Medicine and the Making of Race, 1440-1720

£11.28M GBP

Funder UK Research and Innovation Future Leaders Fellowship
Recipient Organization King's College London
Country United Kingdom
Start Date Jan 01, 2021
End Date Sep 29, 2025
Duration 1,732 days
Number of Grantees 2
Roles Fellow; Award Holder
Data Source UKRI Gateway to Research
Grant ID MR/T041528/1
Grant Description

Between 1440 and 1720, more than 8 million enslaved people from a range of African kingdoms and territories were forcibly transported to the Americas. Hundreds of thousands more remained in Europe. From the very first moments of contact between African and European peoples, medical practitioners played a key role.

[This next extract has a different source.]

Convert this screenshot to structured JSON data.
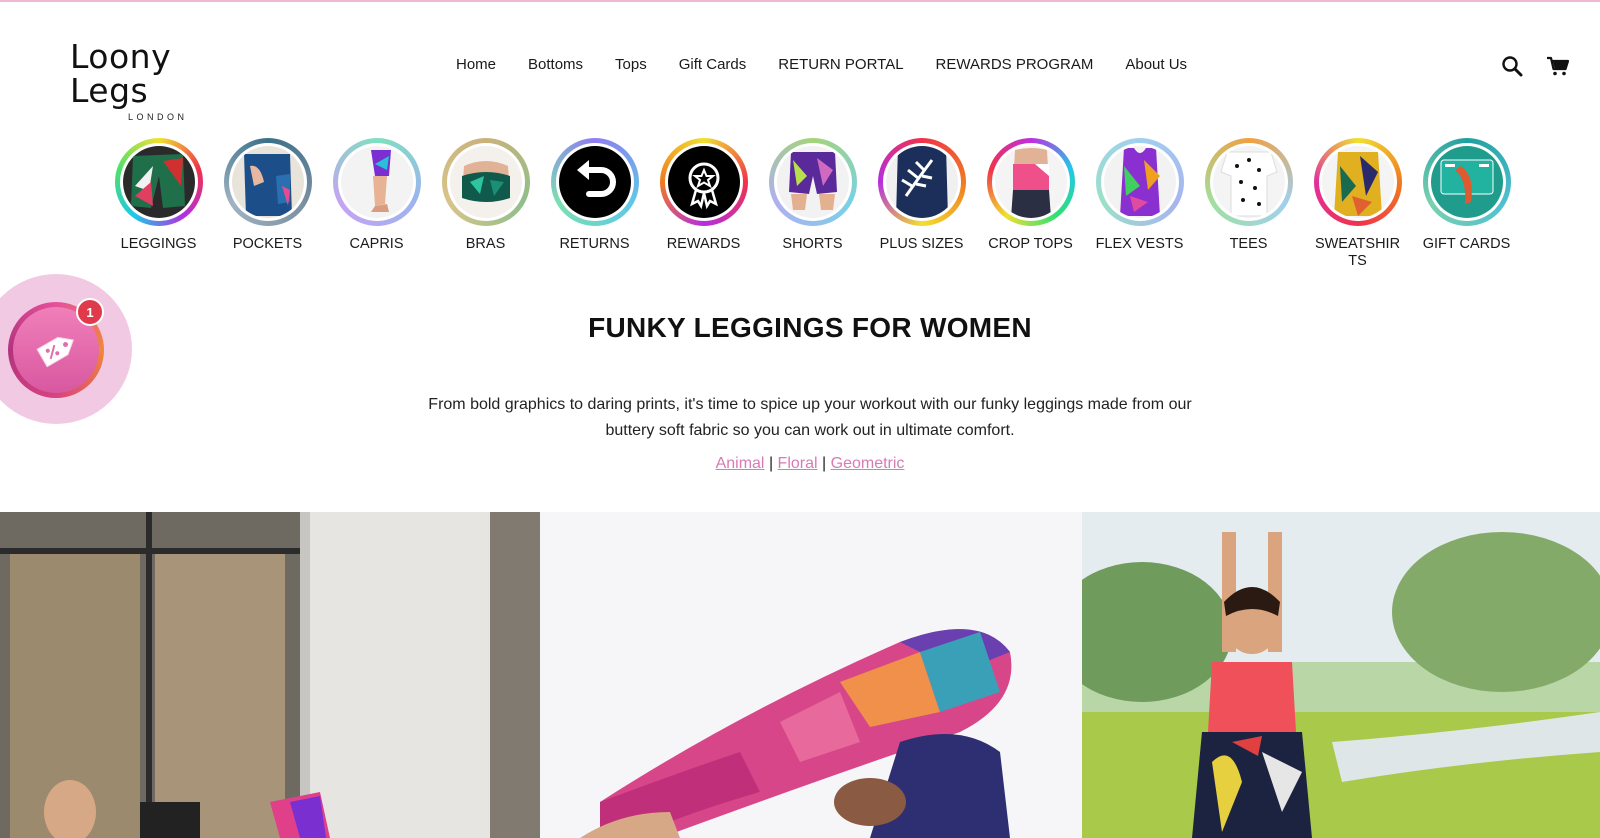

In practical terms, they staffed ships and treated passengers, they advised on purchases, and they contributed to some of the key systems of the slave trade. At ports, on ships, in the new estates of slave-owners, and even in their own homes, medical practitioners examined, treated and interacted with enslaved people. By the seventeenth century, expertise in the treatment of slaves was a valuable professional commodity.

And yet, there has been little attention to the role medicine and science played in the production of a 'system' of slavery, either in Europe or America; or to the emotional strangeness of caring for humans in a context that otherwise robs its victims of the status of individuals. The slave trade is often written about in macro-terms, as an economic, transnational 'force', in which individual people were rendered more or less meaningless.

Considering medical practitioners reveals the opposite. It shows us that the forces which streamlined slavery grew from individual interactions between practitioners and slaves. This is especially true when we consider the earliest years of the slave trade, and the close, often sustained contact between physicians or surgeons and the slaves for whom they 'cared'.

This project aims to uncover and analyze practical medical attitudes to slaves and Black Africans in early modern Europe, and in early modern Europeans' global encounters. It addresses four key research questions:

-What role did medical practitioners play in the increasingly systematic enslavement of African peoples, both in Europe and in the New World?

-Did African peoples in Europe communities provide alternative medical treatments, and if so, how did European medicine encounter and react to these practices? -Did medical treatment of "foreign bodies" inform developing ideas of "race"?

- How did such treatment accord to medical theory, if at all, and how did practitioners grapple with the disconnect between their experiences of enslaved bodies, and the theories by which they were trained?

In addressing these questions, this project will combine extensive archival research in Spain, Portugal, Malta, Italy, Britain, Germany and France, and 'New World' archives in Cartagena and Peru, with a focus on travel-narratives, medical correspondence and scientific publications. The wide geographical coverage transcends established national narratives, and aims to bring together the Atlantic and European worlds.

At the same time, by focusing on individuals - medical practitioners from all nationalities, who traveled and served in the earliest voyages south - the project explores the dimensions and chronologies of the relationship between slavery and race in an interpersonal, transnational and transcultural context, driven by human contact and practice, rather theory. Finally, by revealing medical interest in the practices of early modern diaspora communities, it examines the contribution played by African medicine to European knowledge.

This project ends where others have begun - with the medical and scientific publications of the late seventeenth century, in which the disputes about race had their origin. By building up to such works, the aim is not to present them as the natural conclusion to what came before, but to show how they acted as only one possible avenue of many: to reveal the contingent circumstances on which they rested.

Medicine and the Making of Race will provide a new understanding of the earliest years of what would become the transatlantic slave trade, and a new approach to the history of race.